I beg to differ, the abowe is all wrong. Large pool is not a part of SHARED POOL and has nothing to do with it, so comparing its size with SHARED_POOL_SIZE is irrelevant. Shared pool is totaly separate part of SGA, and as stated in some previous answers, plays its role in any of the following areas:
- sesion memory for MTS configuratins
- inter process comunication for parallel executions
- disk I/O buffers for RMAN
You will not find any PL/SQL procedure in a LARGE_POOL.
Jurij Modic ASCII a stupid question, get a stupid ANSI
24 hours in a day .... 24 beer in a case .... coincidence?

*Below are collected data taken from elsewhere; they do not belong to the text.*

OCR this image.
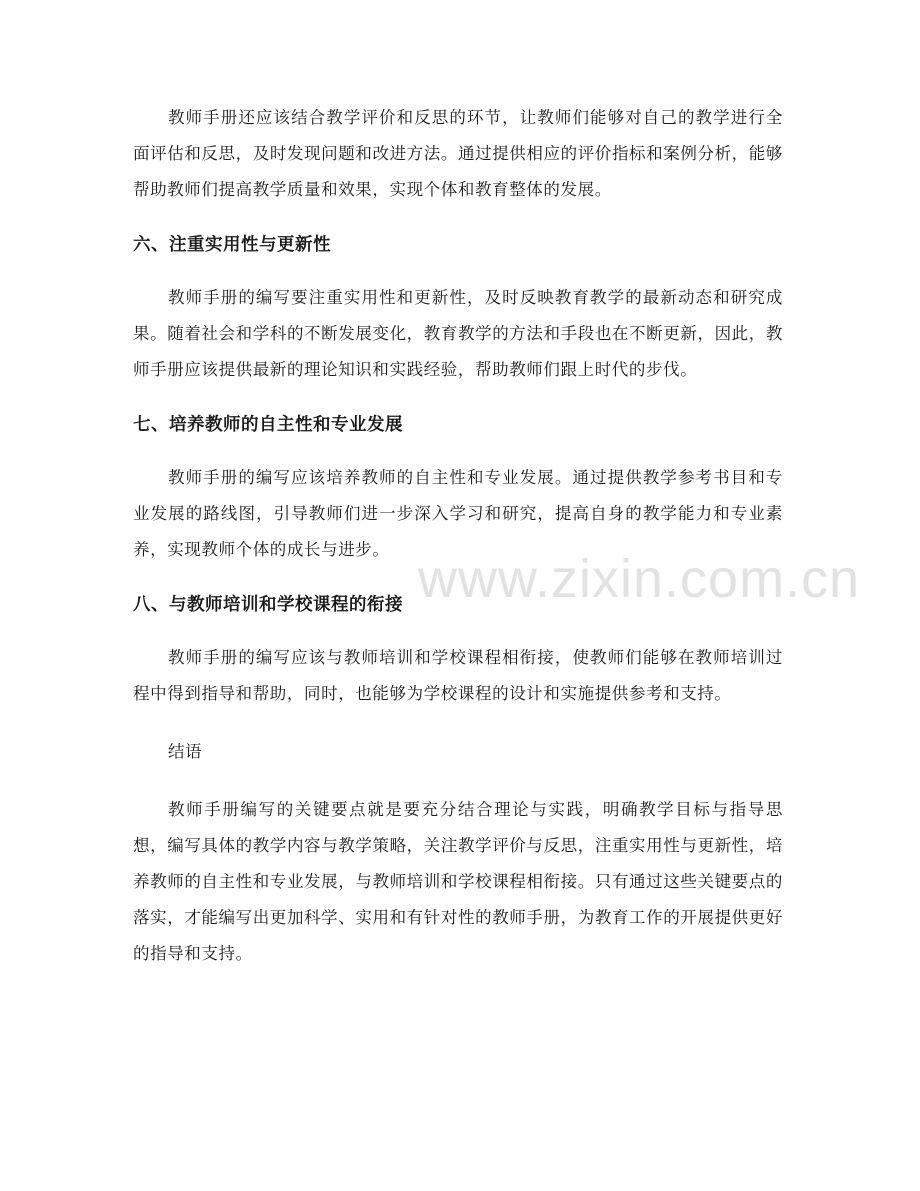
www.zixin.com.cn

教师手册还应该结合教学评价和反思的环节，让教师们能够对自己的教学进行全面评估和反思，及时发现问题和改进方法。通过提供相应的评价指标和案例分析，能够帮助教师们提高教学质量和效果，实现个体和教育整体的发展。

六、注重实用性与更新性

教师手册的编写要注重实用性和更新性，及时反映教育教学的最新动态和研究成果。随着社会和学科的不断发展变化，教育教学的方法和手段也在不断更新，因此，教师手册应该提供最新的理论知识和实践经验，帮助教师们跟上时代的步伐。

七、培养教师的自主性和专业发展

教师手册的编写应该培养教师的自主性和专业发展。通过提供教学参考书目和专业发展的路线图，引导教师们进一步深入学习和研究，提高自身的教学能力和专业素养，实现教师个体的成长与进步。

八、与教师培训和学校课程的衔接

教师手册的编写应该与教师培训和学校课程相衔接，使教师们能够在教师培训过程中得到指导和帮助，同时，也能够为学校课程的设计和实施提供参考和支持。

结语

教师手册编写的关键要点就是要充分结合理论与实践，明确教学目标与指导思想，编写具体的教学内容与教学策略，关注教学评价与反思，注重实用性与更新性，培养教师的自主性和专业发展，与教师培训和学校课程相衔接。只有通过这些关键要点的落实，才能编写出更加科学、实用和有针对性的教师手册，为教育工作的开展提供更好的指导和支持。
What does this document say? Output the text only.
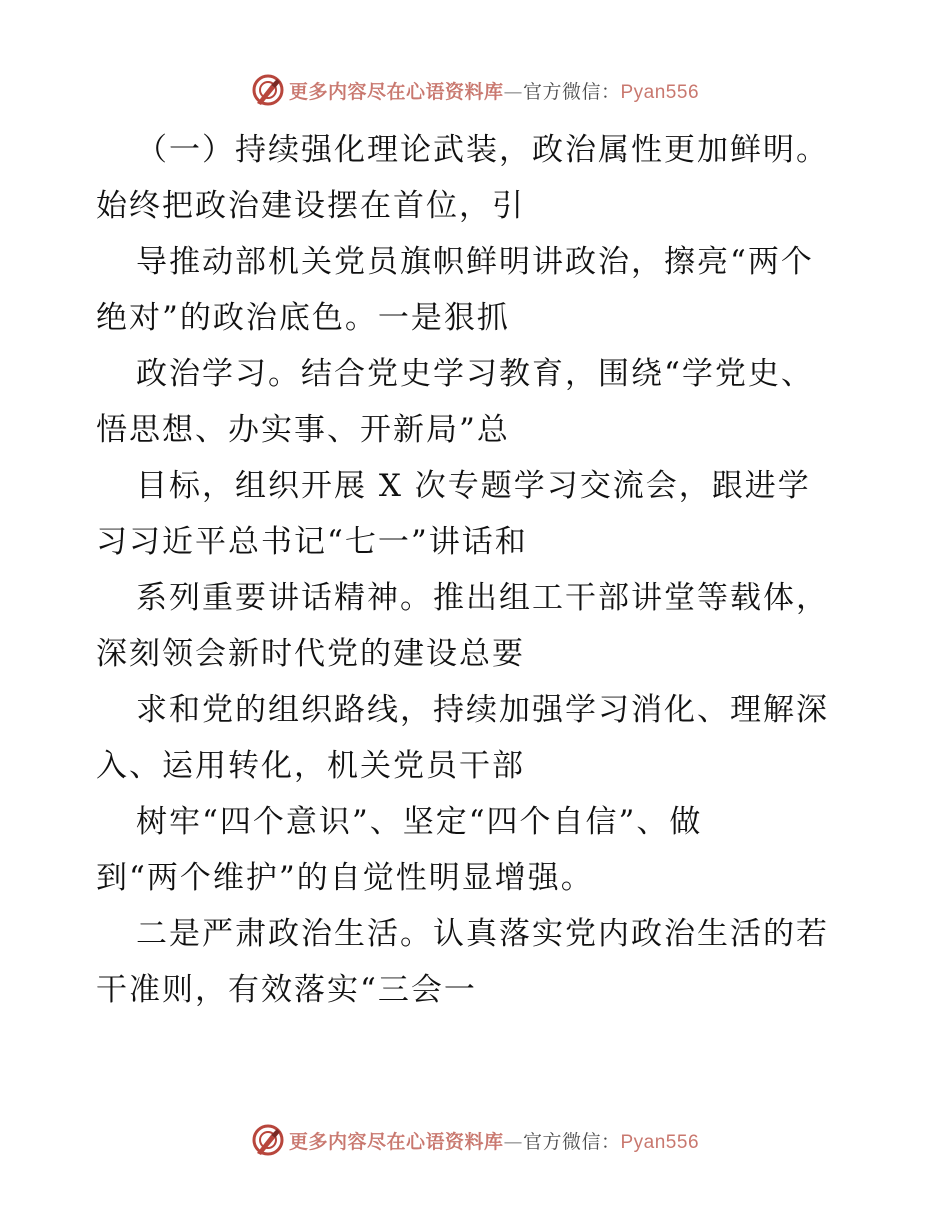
更多内容尽在心语资料库—官方微信：Pyan556

（一）持续强化理论武装，政治属性更加鲜明。

始终把政治建设摆在首位，引

导推动部机关党员旗帜鲜明讲政治，擦亮“两个

绝对”的政治底色。一是狠抓

政治学习。结合党史学习教育，围绕“学党史、

悟思想、办实事、开新局”总

目标，组织开展 X 次专题学习交流会，跟进学

习习近平总书记“七一”讲话和

系列重要讲话精神。推出组工干部讲堂等载体，

深刻领会新时代党的建设总要

求和党的组织路线，持续加强学习消化、理解深

入、运用转化，机关党员干部

树牢“四个意识”、坚定“四个自信”、做

到“两个维护”的自觉性明显增强。

二是严肃政治生活。认真落实党内政治生活的若

干准则，有效落实“三会一

更多内容尽在心语资料库—官方微信：Pyan556
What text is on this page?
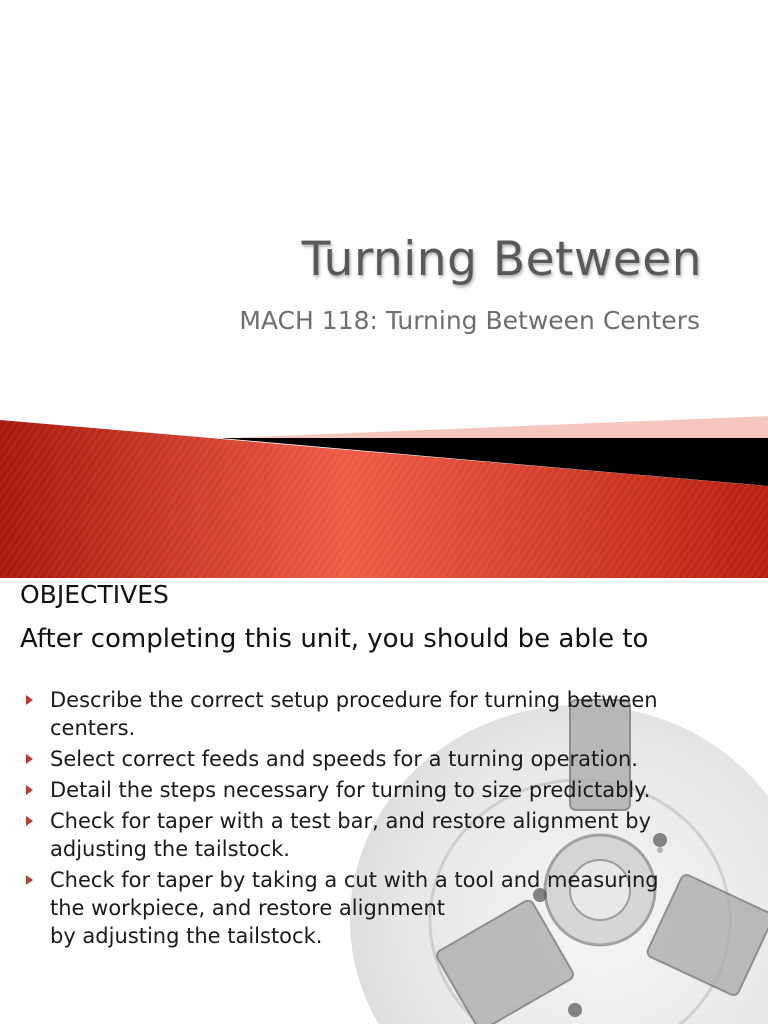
Turning Between
MACH 118: Turning Between Centers
OBJECTIVES
After completing this unit, you should be able to
Describe the correct setup procedure for turning between
centers.
Select correct feeds and speeds for a turning operation.
Detail the steps necessary for turning to size predictably.
Check for taper with a test bar, and restore alignment by
adjusting the tailstock.
Check for taper by taking a cut with a tool and measuring
the workpiece, and restore alignment
by adjusting the tailstock.
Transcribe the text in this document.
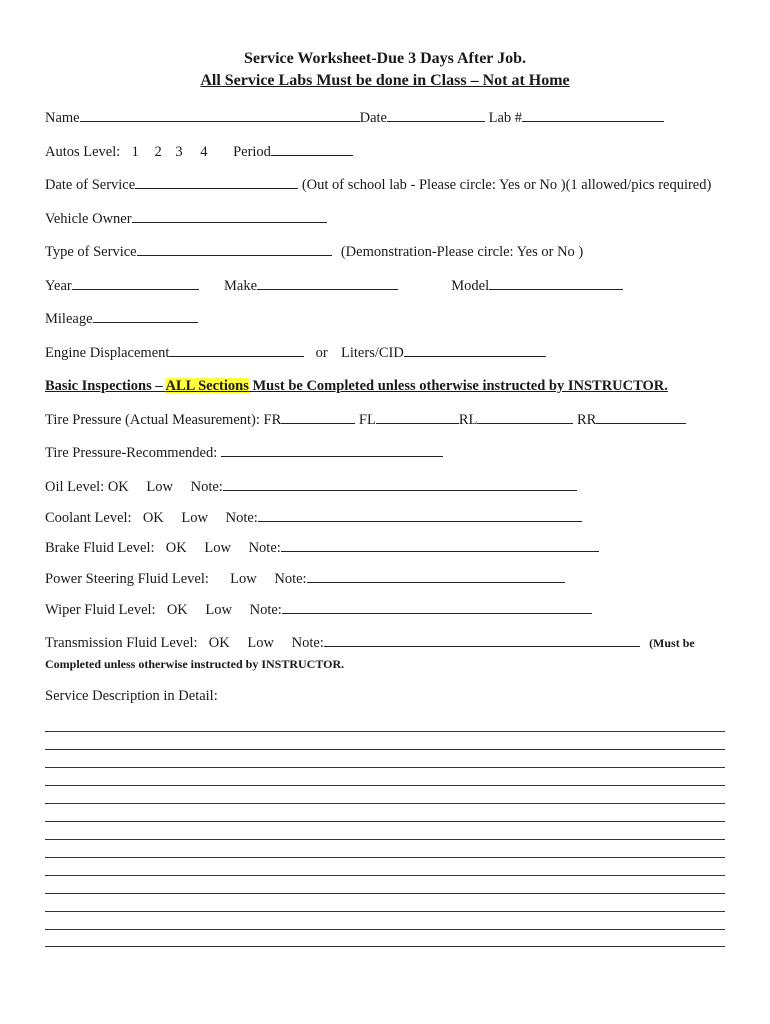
Service Worksheet-Due 3 Days After Job.
All Service Labs Must be done in Class – Not at Home
Name	Date	Lab #
Autos Level: 1 2 3 4 Period
Date of Service	(Out of school lab - Please circle: Yes or No )(1 allowed/pics required)
Vehicle Owner
Type of Service	(Demonstration-Please circle: Yes or No )
Year	Make	Model
Mileage
Engine Displacement	or Liters/CID
Basic Inspections – ALL Sections Must be Completed unless otherwise instructed by INSTRUCTOR.
Tire Pressure (Actual Measurement): FR	FL	RL	RR
Tire Pressure-Recommended:
Oil Level: OK Low Note:
Coolant Level: OK Low Note:
Brake Fluid Level: OK Low Note:
Power Steering Fluid Level: Low Note:
Wiper Fluid Level: OK Low Note:
Transmission Fluid Level: OK Low Note:	(Must be
Completed unless otherwise instructed by INSTRUCTOR.
Service Description in Detail:
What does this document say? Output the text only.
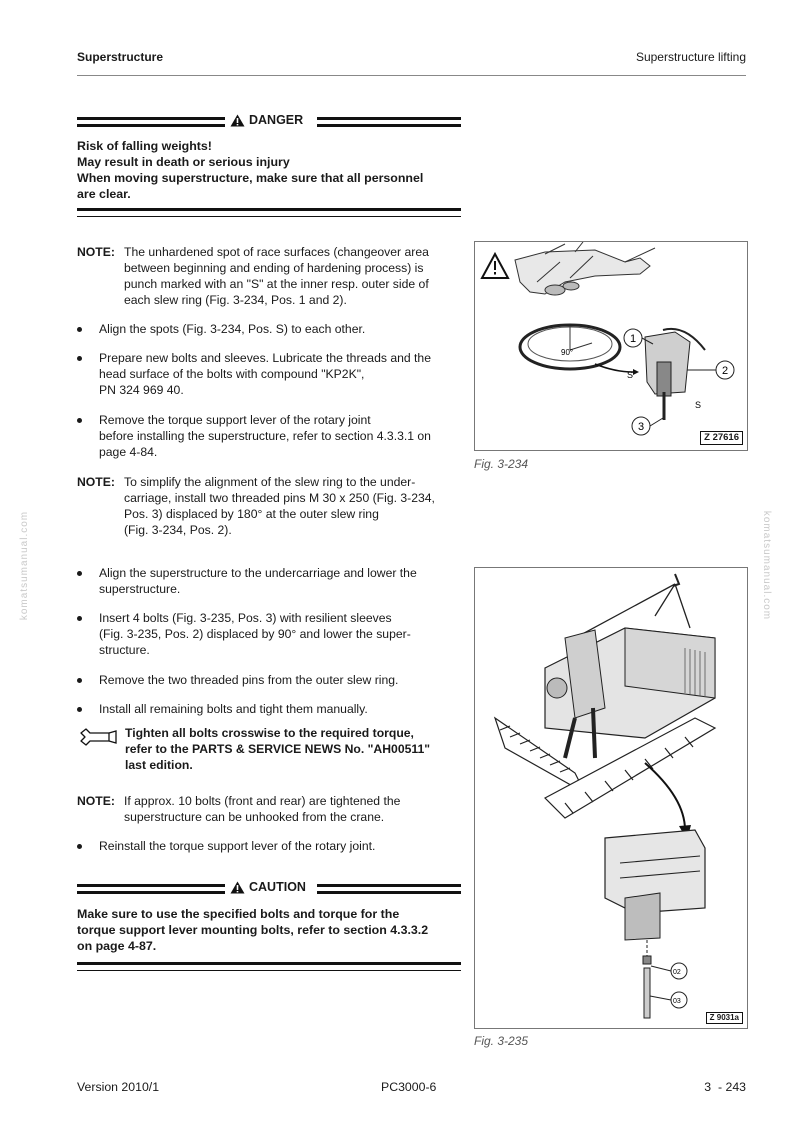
Superstructure	Superstructure lifting
DANGER
Risk of falling weights!
May result in death or serious injury
When moving superstructure, make sure that all personnel
are clear.
NOTE: The unhardened spot of race surfaces (changeover area
between beginning and ending of hardening process) is
punch marked with an "S" at the inner resp. outer side of
each slew ring (Fig. 3-234, Pos. 1 and 2).
Align the spots (Fig. 3-234, Pos. S) to each other.
Prepare new bolts and sleeves. Lubricate the threads and the
head surface of the bolts with compound "KP2K",
PN 324 969 40.
Remove the torque support lever of the rotary joint
before installing the superstructure, refer to section 4.3.3.1 on
page 4-84.
NOTE: To simplify the alignment of the slew ring to the under-
carriage, install two threaded pins M 30 x 250 (Fig. 3-234,
Pos. 3) displaced by 180° at the outer slew ring
(Fig. 3-234, Pos. 2).
Align the superstructure to the undercarriage and lower the
superstructure.
Insert 4 bolts (Fig. 3-235, Pos. 3) with resilient sleeves
(Fig. 3-235, Pos. 2) displaced by 90° and lower the super-
structure.
Remove the two threaded pins from the outer slew ring.
Install all remaining bolts and tight them manually.
Tighten all bolts crosswise to the required torque,
refer to the PARTS & SERVICE NEWS No. "AH00511"
last edition.
NOTE: If approx. 10 bolts (front and rear) are tightened the
superstructure can be unhooked from the crane.
Reinstall the torque support lever of the rotary joint.
CAUTION
Make sure to use the specified bolts and torque for the
torque support lever mounting bolts, refer to section 4.3.3.2
on page 4-87.
90°
1
2
3
S
S
Z 27616
Fig. 3-234
02
03
Z 9031a
Fig. 3-235
komatsumanual.com	komatsumanual.com
Version 2010/1	PC3000-6	3  - 243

I agree with you one point. LARGE_POOL_SIZE does improve I/O Subsystem process particulary on Tape writing. It was my mistake.
I did not say that LARGE_POOL_SIZE is within SHARED_POOL_SIZE. What I said 10% of SHARED_POOL_SIZE can be set for LARGE_POOL_SIZE.
In general Oracle uses LARGE_POOL_SIZE for loading a large PL/SQL block. The minimum setting is 300K, but the setting must also be big as the LARGE_POOL_MIN_ALLOC, which is the minimum size of SHARED POOL memory requested that will force an allocation in the LARGE_POOL_SIZE memory.
Shared pool is totaly separate part of SGA, and as stated in some previous answers, plays its role in any of the following areas:
- sesion memory for MTS configuratins
- inter process comunication for parallel executions
- disk I/O buffers for RMAN
I agree with you one point. LARGE_POOL_SIZE does improve I/O Subsystem process particulary on Tape writing. It was my mistake.
I did not say that LARGE_POOL_SIZE is within SHARED_POOL_SIZE. What I said 10% of SHARED_POOL_SIZE can be set for LARGE_POOL_SIZE.
In general Oracle uses LARGE_POOL_SIZE for loading a large PL/SQL block. The minimum setting is 300K, but the setting must also be big as the LARGE_POOL_MIN_ALLOC, which is the minimum size of SHARED POOL memory requested that will force an allocation in the LARGE_POOL_SIZE memory.
You will find PL/SQL BLOCK in LARGE POOL memory.
LARGE_POOL_MIN_ALLOC is used to avoid fragmentation. All large pool chucks are rounded up to _LARGE_POOL_MIN_ALLOC which is 16K by default.
And, tamilselvan is right, jmodic is wrong: the Large Pool hadles for example the big Designer PL/SQL packages.